Mark your calendars: The U.S. EPA is holding a listening session next week to get input on the design of a new grant and technical assistance program funded by the Inflation Reduction Act.
Register to hear a high-level overview of the Funding to Address Air Pollution at Schools program and offer your feedback on how the EPA can best address school air quality issues in low-income and disadvantaged communities with this funding.
Wednesday, April 26, 2023 | 2:00 pm – 3:30 pm ET
About the Funding to Address Air Pollution at Schools Program
Funds Available
The Environmental and Climate Justice Program will distribute $3 billion in Inflation Reduction Act (IRA) funding through grants and technical assistance:
• $2.8 billion in grants for activities benefiting disadvantaged communities
• $200 million for technical assistance related to the grants
Eligibility
Indian tribes, local governments, and higher education institutions may apply in partnership with one or more community-based nonprofit organizations.
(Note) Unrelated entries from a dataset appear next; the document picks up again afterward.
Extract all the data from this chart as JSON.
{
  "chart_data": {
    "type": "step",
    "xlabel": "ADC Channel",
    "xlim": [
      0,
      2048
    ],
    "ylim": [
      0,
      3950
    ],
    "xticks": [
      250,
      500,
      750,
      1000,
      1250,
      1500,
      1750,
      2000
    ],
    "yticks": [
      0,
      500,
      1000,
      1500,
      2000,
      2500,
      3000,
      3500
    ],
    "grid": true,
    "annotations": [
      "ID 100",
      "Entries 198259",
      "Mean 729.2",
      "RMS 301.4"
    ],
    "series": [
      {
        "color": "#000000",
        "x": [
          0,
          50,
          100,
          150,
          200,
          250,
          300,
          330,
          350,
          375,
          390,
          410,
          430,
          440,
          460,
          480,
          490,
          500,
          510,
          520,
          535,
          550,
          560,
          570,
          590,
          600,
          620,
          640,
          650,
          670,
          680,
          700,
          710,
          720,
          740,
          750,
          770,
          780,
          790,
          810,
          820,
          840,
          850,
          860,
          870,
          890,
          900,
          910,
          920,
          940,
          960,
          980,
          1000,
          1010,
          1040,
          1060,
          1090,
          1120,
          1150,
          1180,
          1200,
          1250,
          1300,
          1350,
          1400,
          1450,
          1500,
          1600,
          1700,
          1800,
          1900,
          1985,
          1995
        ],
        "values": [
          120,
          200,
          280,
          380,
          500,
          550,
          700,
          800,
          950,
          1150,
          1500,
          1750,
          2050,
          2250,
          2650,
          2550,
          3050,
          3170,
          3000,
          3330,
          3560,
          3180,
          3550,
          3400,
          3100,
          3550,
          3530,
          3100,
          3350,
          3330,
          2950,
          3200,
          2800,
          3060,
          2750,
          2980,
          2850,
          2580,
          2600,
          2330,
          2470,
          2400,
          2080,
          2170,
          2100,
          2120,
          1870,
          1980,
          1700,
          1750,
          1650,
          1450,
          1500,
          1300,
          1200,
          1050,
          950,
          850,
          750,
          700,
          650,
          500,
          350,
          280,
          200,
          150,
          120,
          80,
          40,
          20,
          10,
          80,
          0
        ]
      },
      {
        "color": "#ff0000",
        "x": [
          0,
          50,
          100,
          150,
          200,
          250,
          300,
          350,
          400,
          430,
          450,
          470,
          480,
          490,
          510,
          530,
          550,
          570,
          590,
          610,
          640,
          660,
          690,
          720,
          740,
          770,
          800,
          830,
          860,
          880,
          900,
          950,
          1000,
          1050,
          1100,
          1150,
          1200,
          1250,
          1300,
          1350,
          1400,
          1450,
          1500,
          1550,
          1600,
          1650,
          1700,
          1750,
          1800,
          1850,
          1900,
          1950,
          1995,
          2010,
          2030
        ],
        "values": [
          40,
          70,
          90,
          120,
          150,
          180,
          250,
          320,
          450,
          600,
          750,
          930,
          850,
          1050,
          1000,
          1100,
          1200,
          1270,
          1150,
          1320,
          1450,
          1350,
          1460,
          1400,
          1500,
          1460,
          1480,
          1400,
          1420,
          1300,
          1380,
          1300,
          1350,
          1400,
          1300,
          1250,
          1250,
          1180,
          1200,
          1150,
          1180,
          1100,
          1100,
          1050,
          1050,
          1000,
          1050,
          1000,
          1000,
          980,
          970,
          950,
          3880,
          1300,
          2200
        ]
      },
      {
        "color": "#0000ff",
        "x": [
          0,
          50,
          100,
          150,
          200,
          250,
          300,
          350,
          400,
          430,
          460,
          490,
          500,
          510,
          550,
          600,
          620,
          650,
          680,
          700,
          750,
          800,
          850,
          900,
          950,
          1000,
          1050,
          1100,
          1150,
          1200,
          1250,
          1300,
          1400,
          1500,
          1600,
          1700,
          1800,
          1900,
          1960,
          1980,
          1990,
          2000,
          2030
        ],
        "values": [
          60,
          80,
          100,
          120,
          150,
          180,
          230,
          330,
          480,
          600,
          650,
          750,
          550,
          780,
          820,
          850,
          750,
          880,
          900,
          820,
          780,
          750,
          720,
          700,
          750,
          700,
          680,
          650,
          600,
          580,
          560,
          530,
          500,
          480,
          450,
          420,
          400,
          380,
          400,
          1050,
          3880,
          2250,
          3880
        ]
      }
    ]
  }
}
Applicants must use funding for one of the following purposes:
- Community-led air and other pollution monitoring, prevention, and remediation, and investments in low- and zero-emission and resilient technologies and related infrastructure and workforce development that help reduce greenhouse gas emissions and other air pollutants
- Mitigating climate and health risks from urban heat islands, extreme heat, wood heater emissions, and wildfire events
- Climate resiliency and adaptation
- Reducing indoor toxics and indoor air pollution
- Facilitating engagement of disadvantaged communities in state and federal advisory groups, workshops, rulemakings, and other public processes
Seeking Feedback
The EPA welcomes public input on the following program areas:
Program Design
- Program design considerations to ensure grants benefit disadvantaged communities
- Feedback on rolling application period and holistic approach
- Best practices to reduce burdens for applicants, grantees, subgrantees
- Techniques to prevent application burden, such as oral presentation components
Eligible Project Types
- Types of projects eligible for funding (e.g., pollution prevention, workforce, climate resilience, adaptation, facilitating engagement in public processes)
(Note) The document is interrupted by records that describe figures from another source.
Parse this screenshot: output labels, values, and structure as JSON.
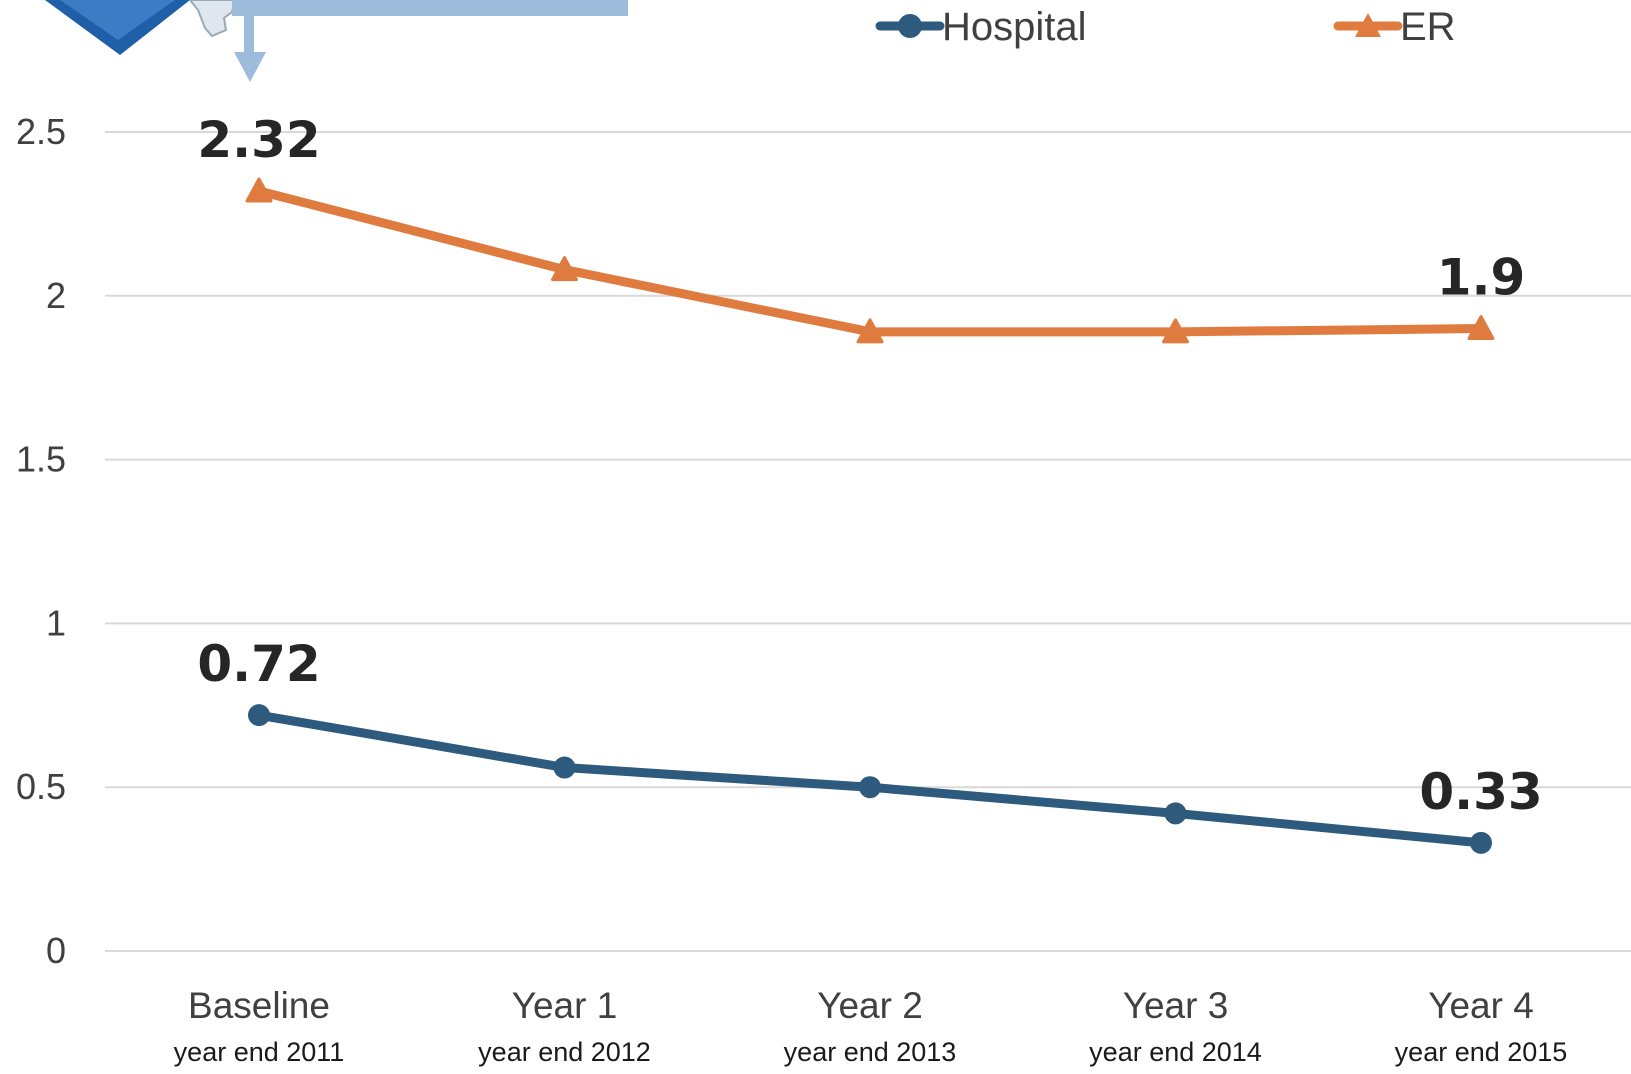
{
  "chart_data": {
    "type": "line",
    "categories": [
      "Baseline",
      "Year 1",
      "Year 2",
      "Year 3",
      "Year 4"
    ],
    "category_sublabels": [
      "year end 2011",
      "year end 2012",
      "year end 2013",
      "year end 2014",
      "year end 2015"
    ],
    "series": [
      {
        "name": "Hospital",
        "color": "#2e5a7e",
        "marker": "circle",
        "values": [
          0.72,
          0.56,
          0.5,
          0.42,
          0.33
        ],
        "data_labels": [
          "0.72",
          null,
          null,
          null,
          "0.33"
        ]
      },
      {
        "name": "ER",
        "color": "#e07b3f",
        "marker": "triangle",
        "values": [
          2.32,
          2.08,
          1.89,
          1.89,
          1.9
        ],
        "data_labels": [
          "2.32",
          null,
          null,
          null,
          "1.9"
        ]
      }
    ],
    "yticks": [
      "0",
      "0.5",
      "1",
      "1.5",
      "2",
      "2.5"
    ],
    "ylim": [
      0,
      2.5
    ],
    "grid": true,
    "legend_position": "top-right"
  },
  "colors": {
    "gridline": "#d9d9d9",
    "callout_fill": "#9dbcdc",
    "logo_blue": "#1f5fa8"
  }
}
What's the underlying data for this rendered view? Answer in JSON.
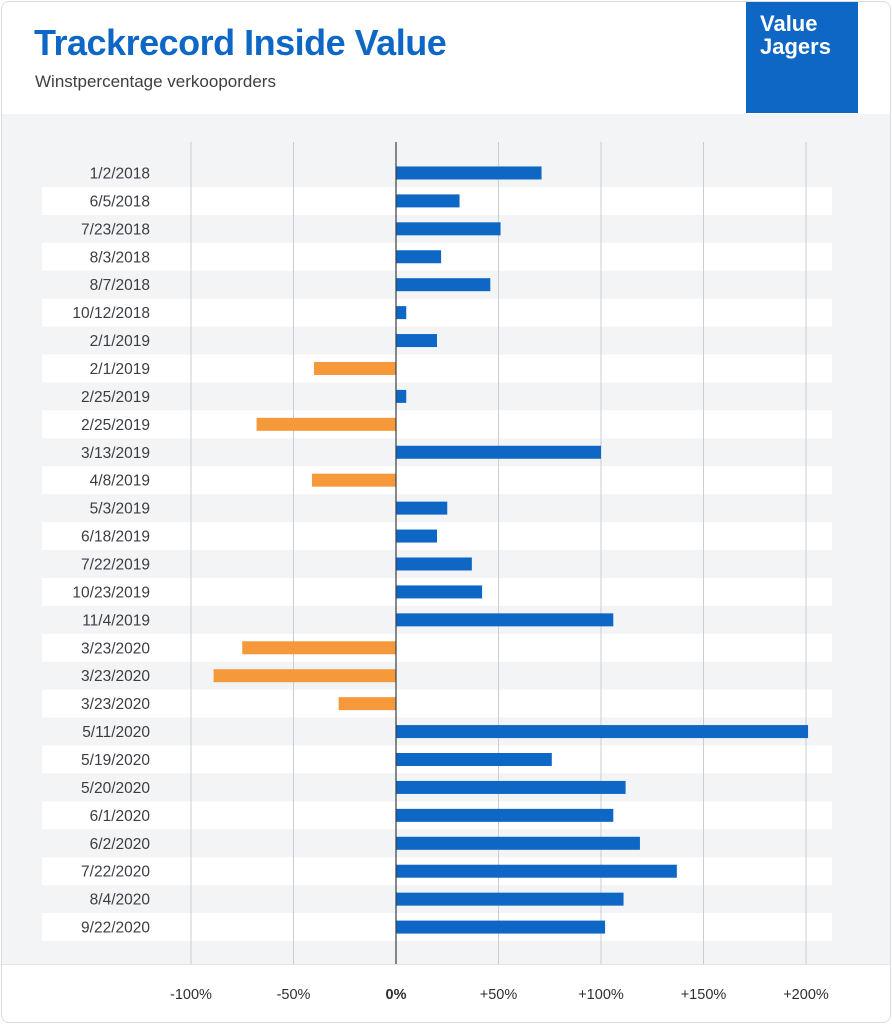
{
  "header": {
    "title": "Trackrecord Inside Value",
    "subtitle": "Winstpercentage verkooporders"
  },
  "logo": {
    "line1": "Value",
    "line2": "Jagers"
  },
  "colors": {
    "positive": "#0e67c4",
    "negative": "#f5993a",
    "title": "#0e67c4"
  },
  "chart_data": {
    "type": "bar",
    "orientation": "horizontal",
    "title": "Trackrecord Inside Value",
    "subtitle": "Winstpercentage verkooporders",
    "xlim": [
      -100,
      200
    ],
    "x_ticks": [
      -100,
      -50,
      0,
      50,
      100,
      150,
      200
    ],
    "x_tick_labels": [
      "-100%",
      "-50%",
      "0%",
      "+50%",
      "+100%",
      "+150%",
      "+200%"
    ],
    "grid": true,
    "categories": [
      "1/2/2018",
      "6/5/2018",
      "7/23/2018",
      "8/3/2018",
      "8/7/2018",
      "10/12/2018",
      "2/1/2019",
      "2/1/2019",
      "2/25/2019",
      "2/25/2019",
      "3/13/2019",
      "4/8/2019",
      "5/3/2019",
      "6/18/2019",
      "7/22/2019",
      "10/23/2019",
      "11/4/2019",
      "3/23/2020",
      "3/23/2020",
      "3/23/2020",
      "5/11/2020",
      "5/19/2020",
      "5/20/2020",
      "6/1/2020",
      "6/2/2020",
      "7/22/2020",
      "8/4/2020",
      "9/22/2020"
    ],
    "values": [
      71,
      31,
      51,
      22,
      46,
      5,
      20,
      -40,
      5,
      -68,
      100,
      -41,
      25,
      20,
      37,
      42,
      106,
      -75,
      -89,
      -28,
      201,
      76,
      112,
      106,
      119,
      137,
      111,
      102
    ]
  }
}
- Challenges and barriers to connecting residents of disadvantaged, underserved, and under-represented communities to workforce opportunities, and mitigating programs, services, and partnerships
- Project types that incorporate nature-based solutions to advance climate adaptation and resilience
Eligible Recipients
- Defining a “community based nonprofit organization”
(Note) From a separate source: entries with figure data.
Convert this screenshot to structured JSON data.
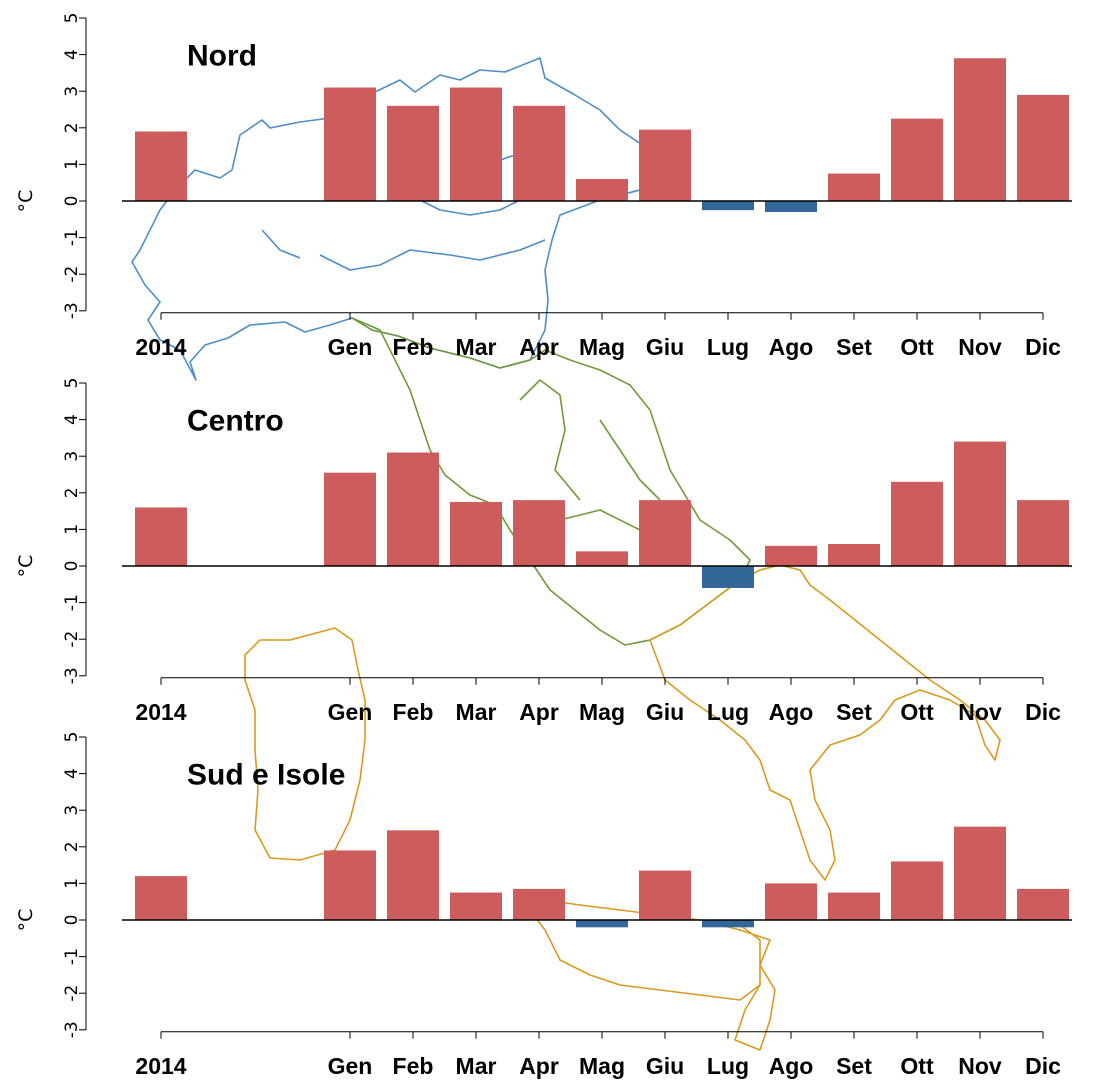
{
  "colors": {
    "positive": "#cd5c5c",
    "negative": "#336699",
    "map_nord": "#4d8ec6",
    "map_centro": "#6f9a3a",
    "map_sud": "#d99a1f"
  },
  "chart_data": [
    {
      "type": "bar",
      "title": "Nord",
      "ylabel": "°C",
      "ylim": [
        -3,
        5
      ],
      "yticks": [
        "-3",
        "-2",
        "-1",
        "0",
        "1",
        "2",
        "3",
        "4",
        "5"
      ],
      "categories": [
        "2014",
        "Gen",
        "Feb",
        "Mar",
        "Apr",
        "Mag",
        "Giu",
        "Lug",
        "Ago",
        "Set",
        "Ott",
        "Nov",
        "Dic"
      ],
      "values": [
        1.9,
        3.1,
        2.6,
        3.1,
        2.6,
        0.6,
        1.95,
        -0.25,
        -0.3,
        0.75,
        2.25,
        3.9,
        2.9
      ]
    },
    {
      "type": "bar",
      "title": "Centro",
      "ylabel": "°C",
      "ylim": [
        -3,
        5
      ],
      "yticks": [
        "-3",
        "-2",
        "-1",
        "0",
        "1",
        "2",
        "3",
        "4",
        "5"
      ],
      "categories": [
        "2014",
        "Gen",
        "Feb",
        "Mar",
        "Apr",
        "Mag",
        "Giu",
        "Lug",
        "Ago",
        "Set",
        "Ott",
        "Nov",
        "Dic"
      ],
      "values": [
        1.6,
        2.55,
        3.1,
        1.75,
        1.8,
        0.4,
        1.8,
        -0.6,
        0.55,
        0.6,
        2.3,
        3.4,
        1.8
      ]
    },
    {
      "type": "bar",
      "title": "Sud e Isole",
      "ylabel": "°C",
      "ylim": [
        -3,
        5
      ],
      "yticks": [
        "-3",
        "-2",
        "-1",
        "0",
        "1",
        "2",
        "3",
        "4",
        "5"
      ],
      "categories": [
        "2014",
        "Gen",
        "Feb",
        "Mar",
        "Apr",
        "Mag",
        "Giu",
        "Lug",
        "Ago",
        "Set",
        "Ott",
        "Nov",
        "Dic"
      ],
      "values": [
        1.2,
        1.9,
        2.45,
        0.75,
        0.85,
        -0.2,
        1.35,
        -0.2,
        1.0,
        0.75,
        1.6,
        2.55,
        0.85
      ]
    }
  ]
}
- Defining a “partnership” and important associated characteristics
- Requirements to ensure projects and partnerships are community driven and avoid displacement of residents and small businesses
- Facilitating partnership development through EPA-sponsored events (webinars, online forums)
Reporting and Oversight
- Types of governance structures, reporting requirements, audit requirements to ensure successful implementation
- Examples of other compliance requirements that EPA should consider when designing the ECJ Program
- Ideas to reduce reporting requirements while ensuring proper grant oversight
- Metrics to track program progress, including benefits in disadvantaged communities and addressing environmental justice concerns
Technical Assistance
- Types of technical assistance most helpful to support grantees with implementation
- Types of entities best suited to provide technical assistance
General Feedback
- Any other comments on the design, structure, and/or implementation of the ECJ Program
- Opportunities for the overall simplification of application process and program
In mid-summer 2023, the EPA is expected to post the program’s Request for Proposals (RFP), awarding grants totaling up to $2 billion. The EPA expects Thriving Communities Technical Assistance Centers to begin operations in advance of the RFP period. Their purpose is to remove barriers and improve accessibility for communities with environmental justice concerns to apply for and access funds under the Environmental and Climate Justice Program.